Tiny 0603 bypass capacitors, This is the first time I've soldered such small parts but it went rather well (I know, they are poking up from the board, but next time...). which is nice since I've bought more than 150.000 resistors of this size!

Practice makes perfekt. Or not. But close

As I decided to use PIC32MX chips for the voice cards, I had to learn how to solder tiny TQFP packs with 0.5mm leg spacing. I've been worried about this for some time, and to try to learn it without breaking anything important, I ordered up some QFP-to-through-hole adapters and the cheapest chips I could find. 

Yesterday I tried soldering them for the first time.The first chip was a complete disaster. I used way too much solder lead. I tried removing it with some solder wick but that was no success.

After watching a video on drag soldering, things started to go a bit better, and on the third chip, a 100 leg QFP, it got very good (except for a bent first leg).

My method ended up being this:

- Apply a tiny amount of solder on the lower left leg (on the PCB of course).

- Position the chip using SMD pliers. Once the chip is in the right spot, tack down the lower left leg with the soldering iron (in my left hand, even though I am right handed) while still holding the chip with my right hand.

- Adjust the chip if necessary (NB: Only do adjustments while the solder is still liquid, reheat if necessary.

- When all legs are in the right position, solder the upper right leg. The chip will now stay in place.

- Now apply a generous amount of liquid flux to all legs. This is very important for a good result.

- On each side, melt a tiny amout of solder onto the two first legs, in effect creating a solder bridge. Then drag the soldering iron across the legs several times. The solder will spread nicely. I use a huge chisel shaped tip, using the corner of it works very well. If you get a solder bridge, move the iron from the legs and outwards and it will disappear (if you haven't used too much solder).

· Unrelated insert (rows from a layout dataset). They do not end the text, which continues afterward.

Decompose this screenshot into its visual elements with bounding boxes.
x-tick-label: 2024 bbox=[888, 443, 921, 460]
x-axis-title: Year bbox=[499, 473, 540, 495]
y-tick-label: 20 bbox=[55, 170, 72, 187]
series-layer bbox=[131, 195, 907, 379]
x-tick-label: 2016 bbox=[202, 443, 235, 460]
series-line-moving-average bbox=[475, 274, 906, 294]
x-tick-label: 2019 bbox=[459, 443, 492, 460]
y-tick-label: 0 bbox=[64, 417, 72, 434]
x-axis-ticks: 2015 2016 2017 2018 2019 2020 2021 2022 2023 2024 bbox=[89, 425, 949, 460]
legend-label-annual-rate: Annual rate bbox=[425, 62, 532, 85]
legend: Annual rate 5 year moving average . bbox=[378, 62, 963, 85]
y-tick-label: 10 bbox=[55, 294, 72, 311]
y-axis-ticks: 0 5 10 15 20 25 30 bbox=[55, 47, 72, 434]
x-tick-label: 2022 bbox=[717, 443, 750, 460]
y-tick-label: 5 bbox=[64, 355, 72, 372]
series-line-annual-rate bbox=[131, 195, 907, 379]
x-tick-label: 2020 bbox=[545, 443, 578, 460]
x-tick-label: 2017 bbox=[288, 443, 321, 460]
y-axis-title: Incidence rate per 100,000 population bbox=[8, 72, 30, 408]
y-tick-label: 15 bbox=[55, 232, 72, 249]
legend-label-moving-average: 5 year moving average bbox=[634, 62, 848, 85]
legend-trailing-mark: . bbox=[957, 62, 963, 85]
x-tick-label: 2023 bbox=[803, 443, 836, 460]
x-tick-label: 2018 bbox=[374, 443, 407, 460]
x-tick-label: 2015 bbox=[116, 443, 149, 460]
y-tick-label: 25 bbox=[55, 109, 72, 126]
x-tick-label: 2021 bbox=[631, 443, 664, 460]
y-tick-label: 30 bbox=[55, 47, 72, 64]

I had to wear a pair of magnifying glasses to be able to do this properly. It is actually really hard to see if you get any solder between the legs and the PCB at all. To be sure, I had my wife bring them to her lab (she's a PhD student working on hormones and using fish cells for her work, so she has some really powerful microscopes in her lab) and take some close up photos of the result

Here are the photos. In my experience, 10 x magnification would be great for soldering while 20 x is perfect for studying the result in detail.

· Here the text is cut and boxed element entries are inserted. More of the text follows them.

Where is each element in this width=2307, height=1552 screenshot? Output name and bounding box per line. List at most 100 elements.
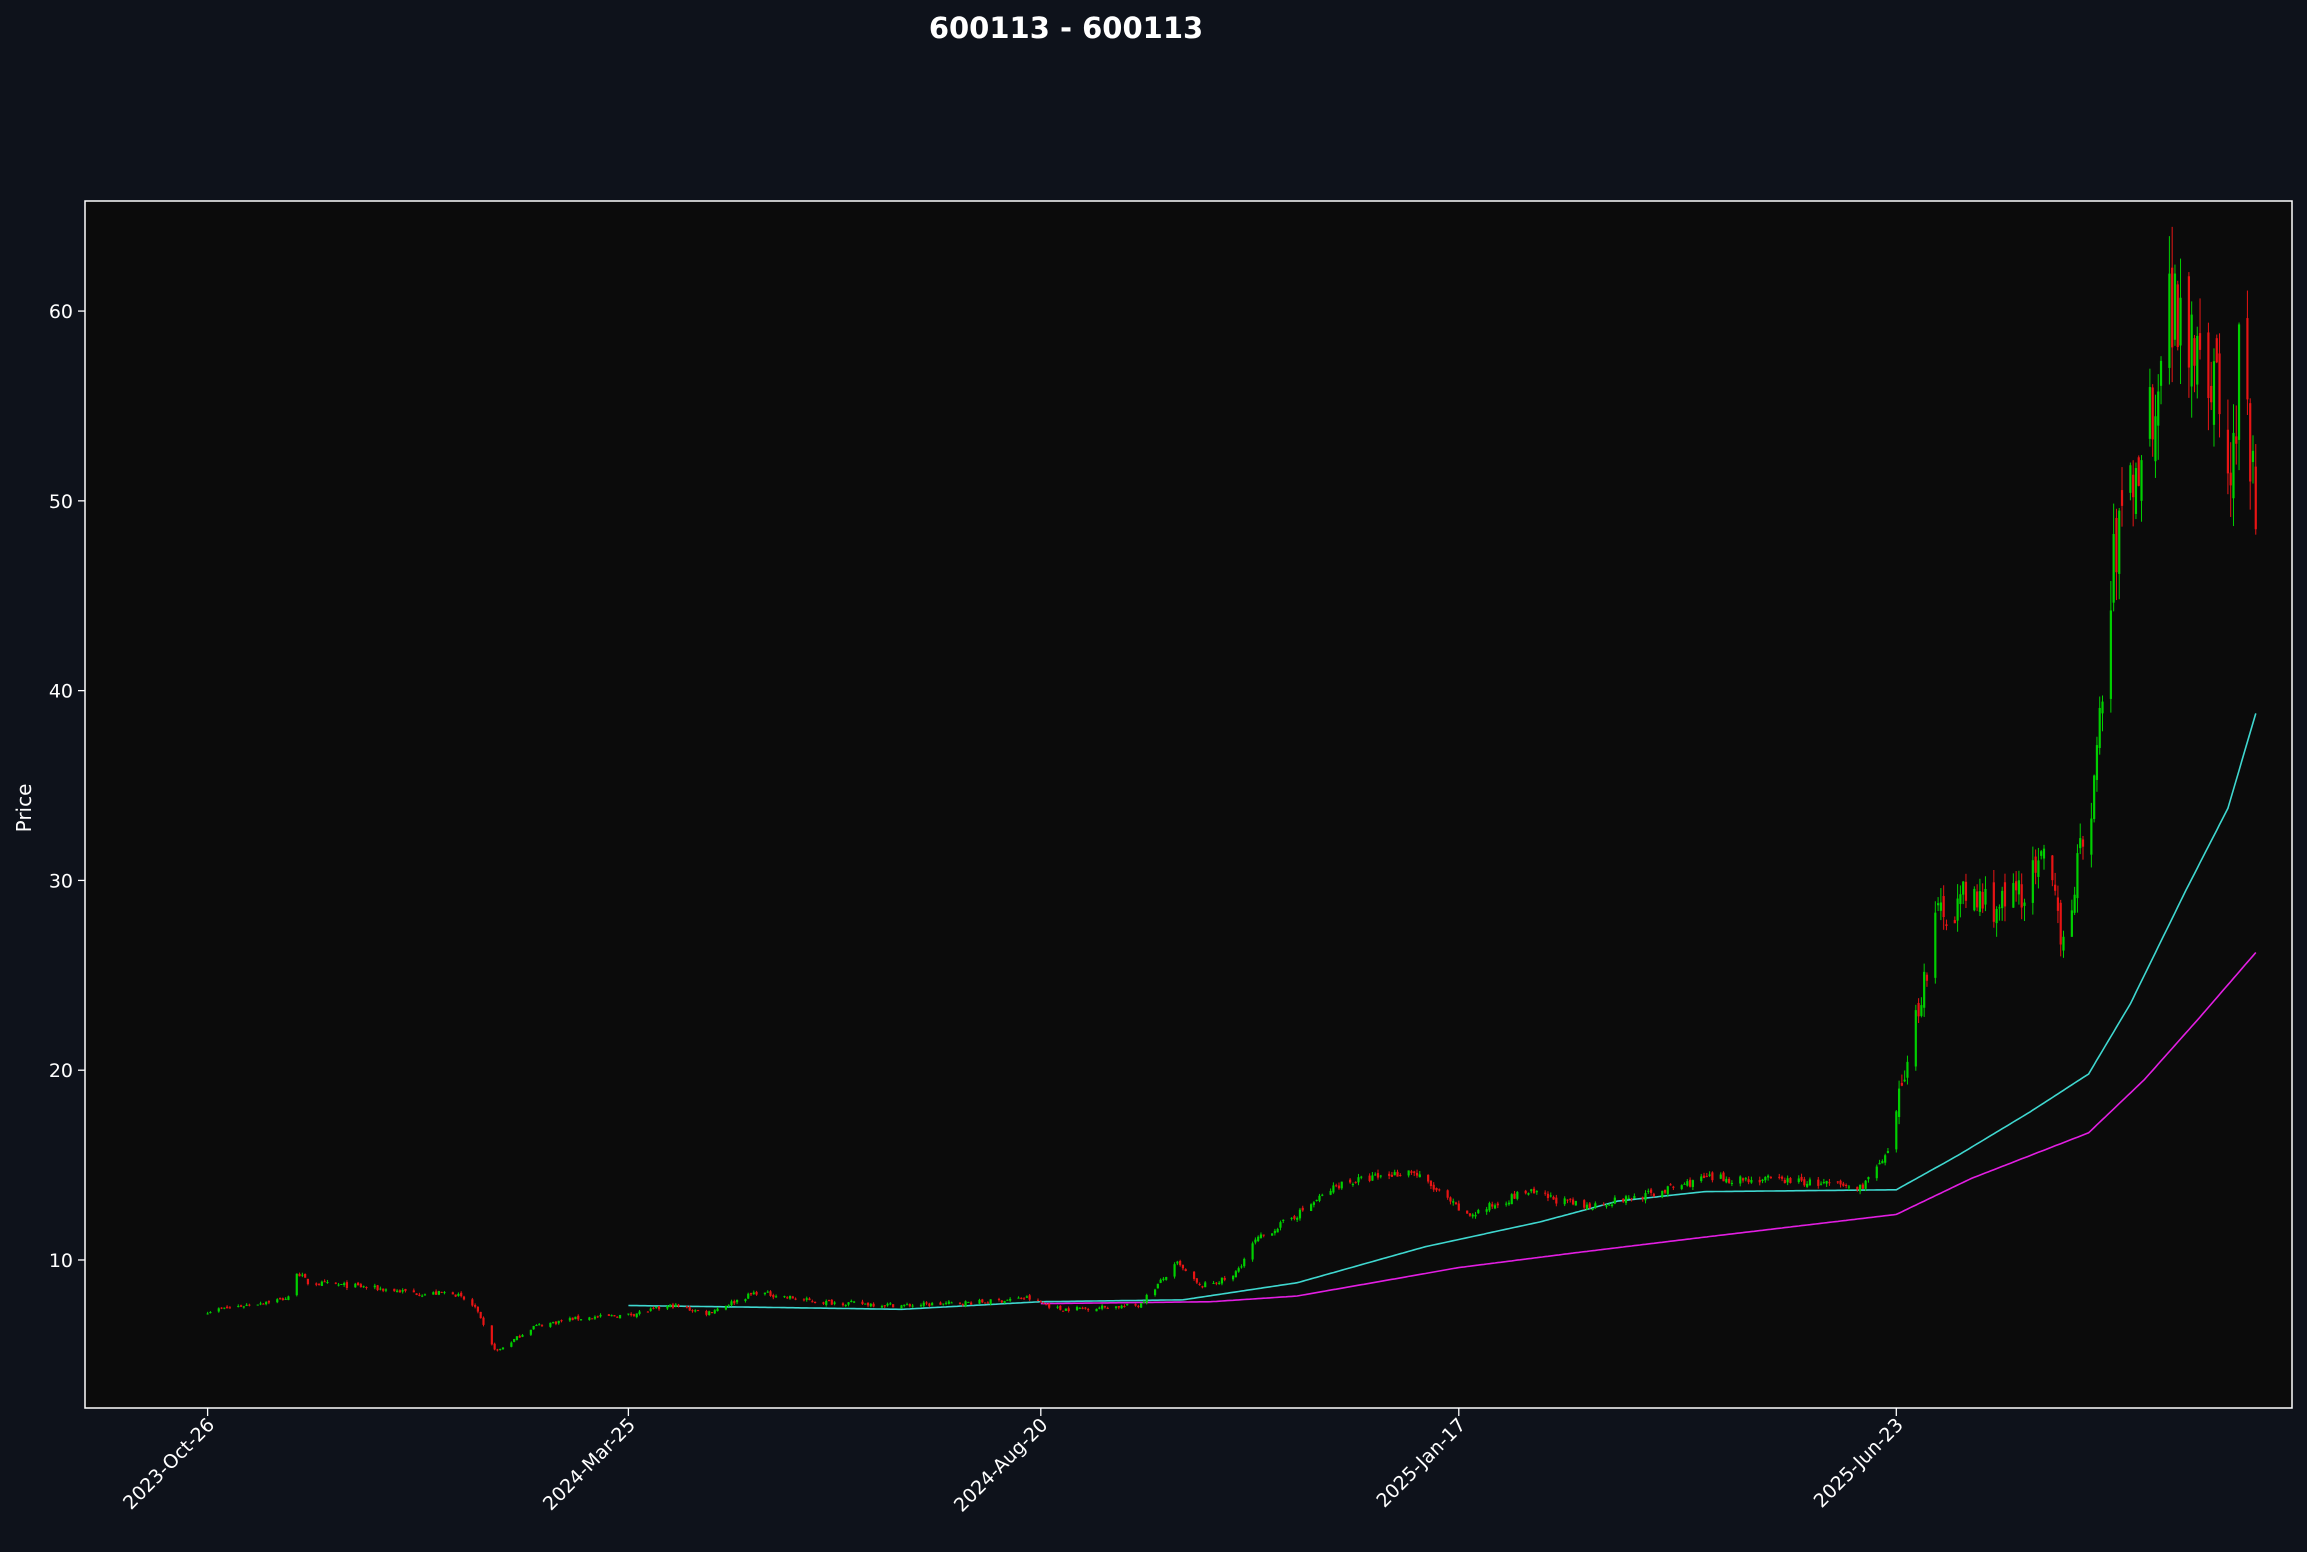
candle-body [401, 1290, 404, 1292]
candle-body [1036, 1299, 1040, 1301]
candle-body [2015, 881, 2018, 891]
candle-body [1571, 1199, 1575, 1205]
candle-body [1895, 1111, 1898, 1150]
candle-body [2235, 436, 2238, 444]
candle-body [432, 1292, 435, 1295]
candle-body [418, 1294, 421, 1296]
candle-body [1315, 1199, 1318, 1201]
candle-body [209, 1312, 212, 1314]
candle-body [1688, 1179, 1692, 1187]
candle-body [827, 1299, 831, 1302]
candle-body [320, 1281, 323, 1286]
candle-body [593, 1316, 597, 1319]
candle-body [1126, 1303, 1129, 1306]
candle-body [866, 1302, 870, 1306]
candle-body [1017, 1297, 1020, 1299]
candle-body [1686, 1181, 1689, 1186]
candle-body [435, 1291, 438, 1295]
candle-body [2101, 701, 2104, 714]
candle-body [1179, 1260, 1182, 1266]
candle-body [1817, 1179, 1820, 1186]
candle-body [1959, 894, 1962, 905]
candle-body [1195, 1278, 1198, 1283]
candle-body [1984, 888, 1987, 905]
candle-body [861, 1301, 864, 1305]
candle-body [1134, 1303, 1137, 1306]
candle-body [970, 1302, 973, 1305]
candle-body [1137, 1305, 1140, 1307]
candle-body [2196, 335, 2199, 385]
candle-body [1056, 1306, 1059, 1308]
candle-body [883, 1305, 886, 1307]
candle-body [1201, 1286, 1204, 1288]
candle-body [317, 1283, 321, 1285]
candle-body [2176, 284, 2179, 348]
plot-area [85, 201, 2292, 1408]
candle-body [925, 1302, 928, 1304]
candle-body [1622, 1198, 1625, 1202]
candle-body [967, 1301, 970, 1303]
candle-body [1828, 1182, 1831, 1184]
candle-body [334, 1282, 337, 1284]
candle-body [2095, 745, 2099, 780]
candle-body [1719, 1174, 1722, 1179]
candle-body [2226, 429, 2230, 474]
candle-body [1438, 1189, 1441, 1191]
candle-body [451, 1292, 454, 1295]
candle-body [499, 1348, 502, 1350]
candle-body [493, 1343, 496, 1350]
candle-body [791, 1296, 794, 1299]
candle-body [1399, 1175, 1402, 1177]
candle-body [1354, 1181, 1357, 1183]
candle-body [727, 1305, 730, 1307]
candle-body [833, 1302, 836, 1304]
candle-body [599, 1314, 602, 1317]
candle-body [323, 1281, 326, 1283]
candle-body [460, 1292, 463, 1297]
candle-body [1212, 1283, 1215, 1285]
candle-body [1379, 1175, 1382, 1177]
candle-body [1000, 1300, 1003, 1303]
candle-body [1457, 1203, 1460, 1211]
candle-body [404, 1288, 407, 1291]
candle-body [557, 1320, 560, 1324]
candle-body [2012, 883, 2015, 908]
candle-body [1903, 1079, 1906, 1082]
candle-body [1415, 1172, 1419, 1176]
candle-body [1764, 1176, 1767, 1181]
candle-body [1730, 1183, 1733, 1185]
candle-body [237, 1306, 240, 1308]
candle-body [2187, 276, 2190, 368]
candle-body [437, 1291, 441, 1295]
candle-body [1062, 1310, 1065, 1312]
candle-body [1003, 1300, 1006, 1304]
candle-body [1215, 1282, 1218, 1284]
candle-body [808, 1298, 811, 1301]
candle-body [1594, 1203, 1597, 1209]
candle-body [1117, 1306, 1120, 1308]
candle-body [1644, 1193, 1647, 1201]
candle-body [1842, 1183, 1845, 1186]
candle-body [1769, 1177, 1773, 1179]
candle-body [911, 1305, 914, 1307]
candle-body [2179, 297, 2182, 346]
candle-body [763, 1292, 767, 1295]
candle-body [571, 1317, 574, 1321]
candle-body [1176, 1261, 1179, 1264]
candle-body [1318, 1195, 1321, 1201]
candle-body [223, 1307, 226, 1309]
candle-body [591, 1318, 594, 1320]
candle-body [1296, 1217, 1299, 1220]
candle-body [2249, 403, 2252, 482]
candle-body [802, 1299, 806, 1301]
candle-body [1806, 1183, 1809, 1187]
candle-body [2129, 465, 2132, 493]
candle-body [2112, 534, 2115, 603]
candle-body [577, 1315, 580, 1320]
candle-body [844, 1304, 847, 1306]
candle-body [415, 1293, 418, 1295]
candle-body [549, 1322, 552, 1327]
candle-body [1778, 1176, 1781, 1178]
candle-body [239, 1305, 243, 1307]
candle-body [1741, 1178, 1745, 1181]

My second and third attempts. 

I managed to bend the first leg while tacking down the chip, so this will never work. The rest look good though

The mishap at maximum magnification

I am rather pleased with the result, especially since this is the first time I've tried to do it.

My wife's kick-ass stereo microscope. I want one but they sell for $4000+ used... There are cheaper models out there though.